AP Calculus AB Exam Question:

Let f(x) = (3x^2 + 4x) / (2x - 1).

a) Find f'(x) using the quotient rule. b) Use f'(x) to find the equation of the tangent line to the curve y = f(x) at the point where x = 2.

Answer:

a) To find f'(x) using the quotient rule, we need to differentiate the numerator and denominator separately and apply the quotient rule formula.

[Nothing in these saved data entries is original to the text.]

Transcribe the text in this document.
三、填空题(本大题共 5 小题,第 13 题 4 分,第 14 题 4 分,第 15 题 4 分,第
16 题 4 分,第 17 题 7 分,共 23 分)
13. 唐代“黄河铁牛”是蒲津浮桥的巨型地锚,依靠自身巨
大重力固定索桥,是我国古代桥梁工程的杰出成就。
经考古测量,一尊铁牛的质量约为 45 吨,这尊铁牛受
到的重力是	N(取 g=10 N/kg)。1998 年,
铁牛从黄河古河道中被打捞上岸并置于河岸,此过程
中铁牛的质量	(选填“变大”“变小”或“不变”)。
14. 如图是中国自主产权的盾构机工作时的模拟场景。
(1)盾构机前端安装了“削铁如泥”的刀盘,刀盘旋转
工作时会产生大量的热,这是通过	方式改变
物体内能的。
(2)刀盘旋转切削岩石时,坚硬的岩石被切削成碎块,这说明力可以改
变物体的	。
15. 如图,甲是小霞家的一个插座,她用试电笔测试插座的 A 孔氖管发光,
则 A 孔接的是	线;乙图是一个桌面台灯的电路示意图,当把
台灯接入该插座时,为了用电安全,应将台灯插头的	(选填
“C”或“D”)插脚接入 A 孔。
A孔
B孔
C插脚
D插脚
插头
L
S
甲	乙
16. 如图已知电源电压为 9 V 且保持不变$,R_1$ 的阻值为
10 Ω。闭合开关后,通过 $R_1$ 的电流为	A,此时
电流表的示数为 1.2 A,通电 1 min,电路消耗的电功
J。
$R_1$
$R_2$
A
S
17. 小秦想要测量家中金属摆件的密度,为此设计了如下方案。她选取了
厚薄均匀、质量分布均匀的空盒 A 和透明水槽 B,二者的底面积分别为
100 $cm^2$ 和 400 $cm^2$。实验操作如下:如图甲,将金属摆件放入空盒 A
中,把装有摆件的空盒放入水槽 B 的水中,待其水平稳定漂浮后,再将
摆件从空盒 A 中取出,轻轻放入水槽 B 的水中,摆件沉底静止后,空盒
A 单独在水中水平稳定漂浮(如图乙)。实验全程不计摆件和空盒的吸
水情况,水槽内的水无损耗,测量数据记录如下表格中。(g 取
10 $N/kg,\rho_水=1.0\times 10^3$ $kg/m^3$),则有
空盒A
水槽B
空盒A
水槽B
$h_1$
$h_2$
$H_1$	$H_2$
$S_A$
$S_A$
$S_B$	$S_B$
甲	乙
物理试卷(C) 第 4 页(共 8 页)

Let's begin by differentiating the numerator:

f'(x) = (d/dx)[3x^2 + 4x]

Using the power rule, we can find the derivative of each term separately:

= (d/dx)(3x^2) + (d/dx)(4x) = 6x + 4

Now, let's differentiate the denominator:

(d/dx)(2x - 1) = 2

Applying the quotient rule formula, we have:

f'(x) = (numerator's derivative * denominator - numerator * denominator's derivative) / (denominator)^2 = (6x + 4)(2x - 1) - (3x^2 + 4x)(2) / (2x - 1)^2 = (12x^2 - 2x + 8x - 4 - 6x^2 - 8x) / (2x - 1)^2 = (6x^2 - 2x - 4) / (2x - 1)^2

Therefore, f'(x) = (6x^2 - 2x - 4) / (2x - 1)^2.

b) To find the equation of the tangent line to the curve y = f(x) at the point where x = 2, we need to find the corresponding y-coordinate and slope at that point.

Using the equation y = f(x), substitute x = 2:

y = f(2) = (3(2)^2 + 4(2)) / (2(2) - 1) = (12 + 8) / (4 - 1) = 20 / 3

Thus, the point of tangency is (2, 20/3).

Now, substitute x = 2 into f'(x) to find the slope at x = 2:

f'(2) = (6(2)^2 - 2(2) - 4) / (2(2) - 1)^2 = (24 - 4 - 4) / (4 - 1)^2 = 16/9

Therefore, the slope of the tangent line is 16/9.

Using the point-slope form of a line, we can write the equation of the tangent line as:

y - (20/3) = (16/9)(x - 2)

Simplifying the equation, we get:

9y - 60 = 16x - 32

Hence, the equation of the tangent line to the curve y = f(x) at the point where x = 2 is 16x - 9y - 28 = 0.